Guest post by Ana Sampson
As lockdown descended across Britain this spring, many of us turned to our bookshelves for comfort. I spend a lot of time in Tudor England, sitting with Thomas Cromwell as his boys brought in the candles (The Mirror and the Light by Hilary Mantel), riding through England and France with Eleanor of Aquitaine (The Revolt by Clara Dupont) and in 1960s New York (Dancers on the Shore by William Melvin Kelley). My children and I went together to Narnia and Troutwine – the fantastically-named town in Chris Riddell’s Guardians of Magic. And we also read a lot of poetry.
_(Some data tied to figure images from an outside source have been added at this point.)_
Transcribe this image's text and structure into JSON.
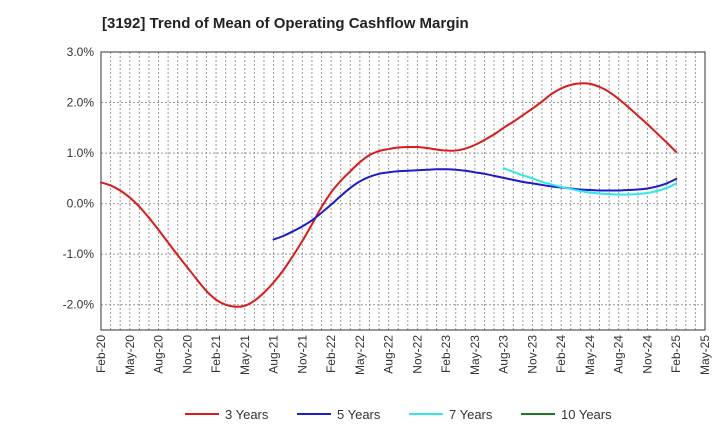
{
  "chart_data": {
    "type": "line",
    "title": "[3192]  Trend of Mean of Operating Cashflow Margin",
    "xlabel": "",
    "ylabel": "",
    "x_ticks": [
      "Feb-20",
      "May-20",
      "Aug-20",
      "Nov-20",
      "Feb-21",
      "May-21",
      "Aug-21",
      "Nov-21",
      "Feb-22",
      "May-22",
      "Aug-22",
      "Nov-22",
      "Feb-23",
      "May-23",
      "Aug-23",
      "Nov-23",
      "Feb-24",
      "May-24",
      "Aug-24",
      "Nov-24",
      "Feb-25",
      "May-25"
    ],
    "y_ticks": [
      "3.0%",
      "2.0%",
      "1.0%",
      "0.0%",
      "-1.0%",
      "-2.0%"
    ],
    "y_tick_values": [
      3.0,
      2.0,
      1.0,
      0.0,
      -1.0,
      -2.0
    ],
    "ylim": [
      -2.5,
      3.0
    ],
    "grid": true,
    "legend_position": "bottom",
    "series": [
      {
        "name": "3 Years",
        "color": "#dd1a1a",
        "x": [
          "Feb-20",
          "Mar-20",
          "Apr-20",
          "May-20",
          "Jun-20",
          "Jul-20",
          "Aug-20",
          "Sep-20",
          "Oct-20",
          "Nov-20",
          "Dec-20",
          "Jan-21",
          "Feb-21",
          "Mar-21",
          "Apr-21",
          "May-21",
          "Jun-21",
          "Jul-21",
          "Aug-21",
          "Sep-21",
          "Oct-21",
          "Nov-21",
          "Dec-21",
          "Jan-22",
          "Feb-22",
          "Mar-22",
          "Apr-22",
          "May-22",
          "Jun-22",
          "Jul-22",
          "Aug-22",
          "Sep-22",
          "Oct-22",
          "Nov-22",
          "Dec-22",
          "Jan-23",
          "Feb-23",
          "Mar-23",
          "Apr-23",
          "May-23",
          "Jun-23",
          "Jul-23",
          "Aug-23",
          "Sep-23",
          "Oct-23",
          "Nov-23",
          "Dec-23",
          "Jan-24",
          "Feb-24",
          "Mar-24",
          "Apr-24",
          "May-24",
          "Jun-24",
          "Jul-24",
          "Aug-24",
          "Sep-24",
          "Oct-24",
          "Nov-24",
          "Dec-24",
          "Jan-25",
          "Feb-25"
        ],
        "values": [
          0.42,
          0.36,
          0.26,
          0.12,
          -0.06,
          -0.28,
          -0.52,
          -0.77,
          -1.02,
          -1.26,
          -1.5,
          -1.73,
          -1.9,
          -2.0,
          -2.04,
          -2.02,
          -1.92,
          -1.76,
          -1.56,
          -1.32,
          -1.04,
          -0.74,
          -0.41,
          -0.07,
          0.22,
          0.45,
          0.64,
          0.82,
          0.96,
          1.04,
          1.08,
          1.11,
          1.12,
          1.12,
          1.1,
          1.07,
          1.05,
          1.05,
          1.09,
          1.16,
          1.26,
          1.37,
          1.5,
          1.62,
          1.75,
          1.88,
          2.02,
          2.17,
          2.28,
          2.35,
          2.38,
          2.37,
          2.31,
          2.21,
          2.07,
          1.91,
          1.74,
          1.57,
          1.39,
          1.21,
          1.02
        ]
      },
      {
        "name": "5 Years",
        "color": "#1c1cc8",
        "x": [
          "Aug-21",
          "Sep-21",
          "Oct-21",
          "Nov-21",
          "Dec-21",
          "Jan-22",
          "Feb-22",
          "Mar-22",
          "Apr-22",
          "May-22",
          "Jun-22",
          "Jul-22",
          "Aug-22",
          "Sep-22",
          "Oct-22",
          "Nov-22",
          "Dec-22",
          "Jan-23",
          "Feb-23",
          "Mar-23",
          "Apr-23",
          "May-23",
          "Jun-23",
          "Jul-23",
          "Aug-23",
          "Sep-23",
          "Oct-23",
          "Nov-23",
          "Dec-23",
          "Jan-24",
          "Feb-24",
          "Mar-24",
          "Apr-24",
          "May-24",
          "Jun-24",
          "Jul-24",
          "Aug-24",
          "Sep-24",
          "Oct-24",
          "Nov-24",
          "Dec-24",
          "Jan-25",
          "Feb-25"
        ],
        "values": [
          -0.71,
          -0.64,
          -0.55,
          -0.45,
          -0.33,
          -0.18,
          -0.02,
          0.15,
          0.31,
          0.44,
          0.53,
          0.59,
          0.62,
          0.64,
          0.65,
          0.66,
          0.67,
          0.68,
          0.68,
          0.67,
          0.65,
          0.62,
          0.59,
          0.55,
          0.51,
          0.47,
          0.43,
          0.4,
          0.37,
          0.34,
          0.32,
          0.3,
          0.28,
          0.27,
          0.26,
          0.26,
          0.26,
          0.27,
          0.28,
          0.3,
          0.34,
          0.4,
          0.49
        ]
      },
      {
        "name": "7 Years",
        "color": "#2ee8ee",
        "x": [
          "Aug-23",
          "Sep-23",
          "Oct-23",
          "Nov-23",
          "Dec-23",
          "Jan-24",
          "Feb-24",
          "Mar-24",
          "Apr-24",
          "May-24",
          "Jun-24",
          "Jul-24",
          "Aug-24",
          "Sep-24",
          "Oct-24",
          "Nov-24",
          "Dec-24",
          "Jan-25",
          "Feb-25"
        ],
        "values": [
          0.7,
          0.63,
          0.56,
          0.5,
          0.43,
          0.38,
          0.33,
          0.29,
          0.25,
          0.22,
          0.2,
          0.19,
          0.18,
          0.18,
          0.19,
          0.21,
          0.25,
          0.31,
          0.4
        ]
      },
      {
        "name": "10 Years",
        "color": "#1e7a1e",
        "x": [],
        "values": []
      }
    ]
  }
}
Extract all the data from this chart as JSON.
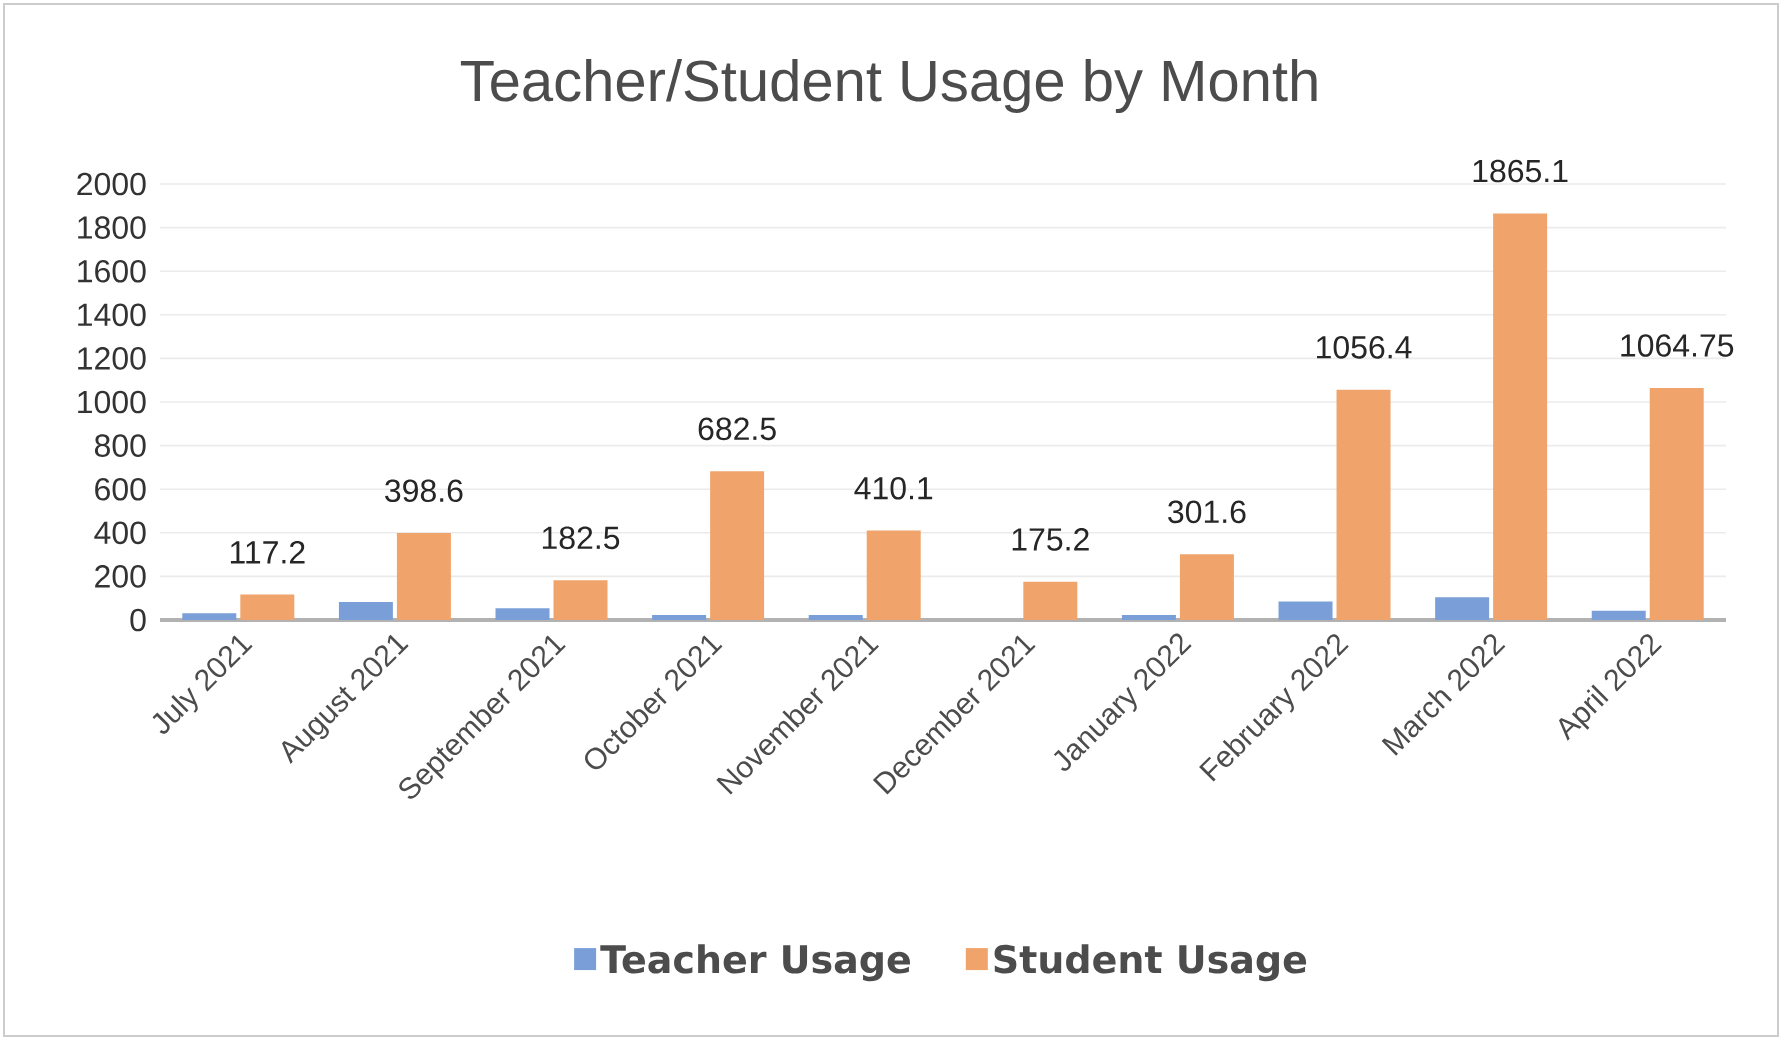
{
  "chart_data": {
    "type": "bar",
    "title": "Teacher/Student Usage by Month",
    "categories": [
      "July 2021",
      "August 2021",
      "September 2021",
      "October 2021",
      "November 2021",
      "December 2021",
      "January 2022",
      "February 2022",
      "March 2022",
      "April 2022"
    ],
    "series": [
      {
        "name": "Teacher Usage",
        "color": "#7a9fd8",
        "values": [
          31,
          82,
          54,
          23,
          23,
          null,
          23,
          85,
          104,
          42
        ]
      },
      {
        "name": "Student Usage",
        "color": "#f0a46c",
        "values": [
          117.2,
          398.6,
          182.5,
          682.5,
          410.1,
          175.2,
          301.6,
          1056.4,
          1865.1,
          1064.75
        ],
        "value_labels": [
          "117.2",
          "398.6",
          "182.5",
          "682.5",
          "410.1",
          "175.2",
          "301.6",
          "1056.4",
          "1865.1",
          "1064.75"
        ]
      }
    ],
    "ylim": [
      0,
      2000
    ],
    "yticks": [
      0,
      200,
      400,
      600,
      800,
      1000,
      1200,
      1400,
      1600,
      1800,
      2000
    ],
    "grid": "y",
    "legend": "bottom"
  }
}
By the time we leave school, some of us have been rather put off poetry. Children, however, don’t have any such prejudices. The earliest things we learn are usually songs and nursery rhymes: from the sun putting his hat on to the little piggies of our toes. We often read rhyming books with our children: my four year old is word perfect on everything from There Was An Old Lady Who Swallowed a Fly to Room on the Broom, and woe betide me if I try to skip a verse to get to bedtime quicker!
Reading helps develop empathy because it enables us to live other lives, in other places, and to experience a completely different view of the world. We can broaden our horizons and expand our knowledge of our fellow humans without leaving the sofa. Flexing our imaginations means it’s a better mental workout than watching a story unfold on screen – there’s no glamorous location or CGI wizardry that can match up to what our minds can conjure. Poetry does all this too.
As lockdown descended, I was editing my latest anthology. She Will Soar gathers poems of freedom, escape and wanderlust written by women over the past two thousand years – from Sappho in ancient Greece to schoolgirls writing today. The theme took on a startling new resonance as the nation battened down the hatches at home. I’ve never been more grateful that, in the space of a few lines, a poet could snatch me up to dangle over mountain ranges, wash me onto a strange shore, or even shoot me into space.
In the course of my research, poets whisked me off to Venice, to a lazy summer afternoon in Galway, to the Yorkshire moors, the South Downs and over Chinese mountain passes. They sent me spinning across the sea, hurtling through the desert and winding through the woods. I surveyed the Hubble Space Telescope close-up and pelted downhill on a bicycle. I undertook impossible travels, too, into the Underworld and onto enchanted islands. I loved sharing some of these poems with my children too. Travelling by book gave us the chance to travel in our imaginations when we couldn’t in real life, and I’ve never been happier to undertake voyages by verse.